By MARVA SMITH
Dropping in recently to the “Acrylic and Oil Painting Group,” I had the luxury of eavesdropping on two octogenarians – standing members of Foothills Art Association.
Anticipating the unveiling of this August’s art exhibit dedicated to our senior members, I could not help but romance the idea of taking a historical perspective for generations of La Mesa’s uniquely developed landmark, Porter Hall—named after the former mayor, Edwards W. Porter (1920-24).
Cohen’s “Dance Me to the End of Love”
Suddenly, I found myself playing a soundbite of Leonard Cohen’s music (Jan. 2009) in the endearing, official video on my Smartphone, “Dance Me to the End of Love.” The painters tolerated my reverie, listening to the song, while I viewed the music video with the artfully, crafted montage of couples depicted across decades of their lives; and figuratively speaking, wearing their romantic vows “on their sleeves.” One Canadian artist in Thursday’s group, Margaret Priske, happened to impart a piece of trivia, declaring that Leonard Cohen’s life-like image covers a building in Toronto, Canada (As it goes, Canadians obviously romance Leonard Cohen, too.). While Margaret painted a whimsical giraffe, I got to know a little more about her and her style in artistic expression.
Early 20th Century Bronze Sculpture Stole Hearts
With the mindset of civic leaders rounding out early history in La Mesa at the turn-of-the century, there was no shortage of talent in the arts. For the brother of Mayor Porter, being an understudy to the creator of Mt. Rushmore, the memorial in the Black Hills of South Dakota—he helped forge a foundation for James Tank Porter’s later works of sculptures in bronze. Working in Stamford, Conn., James Tank had trained in Gutzon Borglum’s studio, as his assistant and he received his education from Pomona College, Claremont, and Beaux Art School at Columbia University.

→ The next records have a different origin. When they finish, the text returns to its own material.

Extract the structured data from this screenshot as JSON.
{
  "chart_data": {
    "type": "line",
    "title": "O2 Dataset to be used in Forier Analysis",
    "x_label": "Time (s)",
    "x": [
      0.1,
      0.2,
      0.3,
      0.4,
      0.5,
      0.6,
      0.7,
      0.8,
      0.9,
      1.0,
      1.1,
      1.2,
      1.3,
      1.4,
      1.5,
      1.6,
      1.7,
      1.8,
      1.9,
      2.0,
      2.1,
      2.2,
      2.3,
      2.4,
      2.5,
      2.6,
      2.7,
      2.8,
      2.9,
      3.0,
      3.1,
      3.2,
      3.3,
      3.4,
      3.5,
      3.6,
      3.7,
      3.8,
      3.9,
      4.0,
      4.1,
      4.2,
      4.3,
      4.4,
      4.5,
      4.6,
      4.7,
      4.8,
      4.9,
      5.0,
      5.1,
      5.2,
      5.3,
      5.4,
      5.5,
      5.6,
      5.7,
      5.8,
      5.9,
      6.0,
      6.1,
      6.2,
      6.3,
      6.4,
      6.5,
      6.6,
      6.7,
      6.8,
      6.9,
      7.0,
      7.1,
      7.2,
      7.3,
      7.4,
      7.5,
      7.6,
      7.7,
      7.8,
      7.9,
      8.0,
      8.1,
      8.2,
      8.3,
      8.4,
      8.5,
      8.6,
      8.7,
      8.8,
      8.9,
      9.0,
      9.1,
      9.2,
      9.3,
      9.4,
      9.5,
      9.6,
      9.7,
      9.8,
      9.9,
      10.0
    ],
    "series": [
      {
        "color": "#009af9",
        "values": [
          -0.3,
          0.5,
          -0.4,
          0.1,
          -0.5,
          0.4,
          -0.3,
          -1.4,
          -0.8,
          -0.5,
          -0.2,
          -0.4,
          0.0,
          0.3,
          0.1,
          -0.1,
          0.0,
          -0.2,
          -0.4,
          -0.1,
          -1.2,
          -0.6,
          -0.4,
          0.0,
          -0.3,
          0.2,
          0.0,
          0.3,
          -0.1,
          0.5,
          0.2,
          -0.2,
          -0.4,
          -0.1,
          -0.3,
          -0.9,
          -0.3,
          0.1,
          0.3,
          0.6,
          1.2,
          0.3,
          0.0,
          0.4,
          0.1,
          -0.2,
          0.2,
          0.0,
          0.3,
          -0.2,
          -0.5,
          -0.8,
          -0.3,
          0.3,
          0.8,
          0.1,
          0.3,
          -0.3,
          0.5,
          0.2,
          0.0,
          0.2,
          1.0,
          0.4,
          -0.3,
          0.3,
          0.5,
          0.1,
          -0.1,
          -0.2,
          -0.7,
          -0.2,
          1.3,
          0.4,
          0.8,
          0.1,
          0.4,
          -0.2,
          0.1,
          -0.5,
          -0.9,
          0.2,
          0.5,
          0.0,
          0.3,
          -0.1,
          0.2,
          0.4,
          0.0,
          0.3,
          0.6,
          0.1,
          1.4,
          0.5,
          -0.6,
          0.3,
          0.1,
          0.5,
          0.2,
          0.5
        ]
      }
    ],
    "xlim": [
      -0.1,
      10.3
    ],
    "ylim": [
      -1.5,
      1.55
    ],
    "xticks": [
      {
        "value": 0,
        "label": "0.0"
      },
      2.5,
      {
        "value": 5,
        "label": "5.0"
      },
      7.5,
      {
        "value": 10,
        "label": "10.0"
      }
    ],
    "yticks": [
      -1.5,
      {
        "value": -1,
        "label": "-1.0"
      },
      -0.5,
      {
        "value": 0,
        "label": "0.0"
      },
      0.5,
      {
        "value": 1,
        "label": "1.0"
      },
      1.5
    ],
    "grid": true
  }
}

One such display of a trained eye in representations in humanism was rendered as a tribute to philanthropist, Ellen Browning Scripps. Dedicated in 1926, James Tank’s sculpture represented a kneeling boy fashioned out of bronze; however, after almost seven decades, it lost its luster in 1995, when—just outside of the current Museum of Contemporary Art in La Jolla—the piece was stolen. Overlooking the pristine coastal route of La Jolla Shores, since then, sightseers took the hit.
Born in Tianjin, China, to parents engaged in medical missionary work there, it is not hard to imagine the Porter family ensconced during political tensions with The Boxer Rebellion, named for the 1900 union uprising, in northeastern China. In her book review: “A battle that made the world see red,” Kim Rosedorph (July 2000: Christian Science Monitor) recounts a detailed record of the union workers’ beliefs that their supernatural powers could thwart Christian missionaries and repel swords and bullets, according to author of The Boxer Rebellion, Diana Preston. In sum, James Tank spent the last 18 years of his life in La Mesa, passing away on May 11, 1934, at his home on El Cajon Boulevard—just seven months shy of his 80th birthday.
Porter Hall’s Artists Still “Dance Me”
Reflecting on our landmark’s own history at Porter Hall, those early turn-of-the-century civic leaders in La Mesa, like James Tank and his brother, Edwards William Porter, rekindled for me a narrative, which is not unlike waltzing away to “Dance Me to the End of Love.” Leonard Cohen’s melodic tribute to life’s enduring aura is only one step removed from reality. Paying close enough attention to hopeless romantics like the ones I have observed in drafting this article, hopefully I have not stepped-on-any-toes. But, instead, my offering of a caress and shouldered touch of rejuvenation comes couched in this richness calling for a glimpse of the locals and bygones past.
Editor’s note: Marva Leigh Smith taught oral communication and wrote a health column for “The Daily Aztec” at San Diego State University.”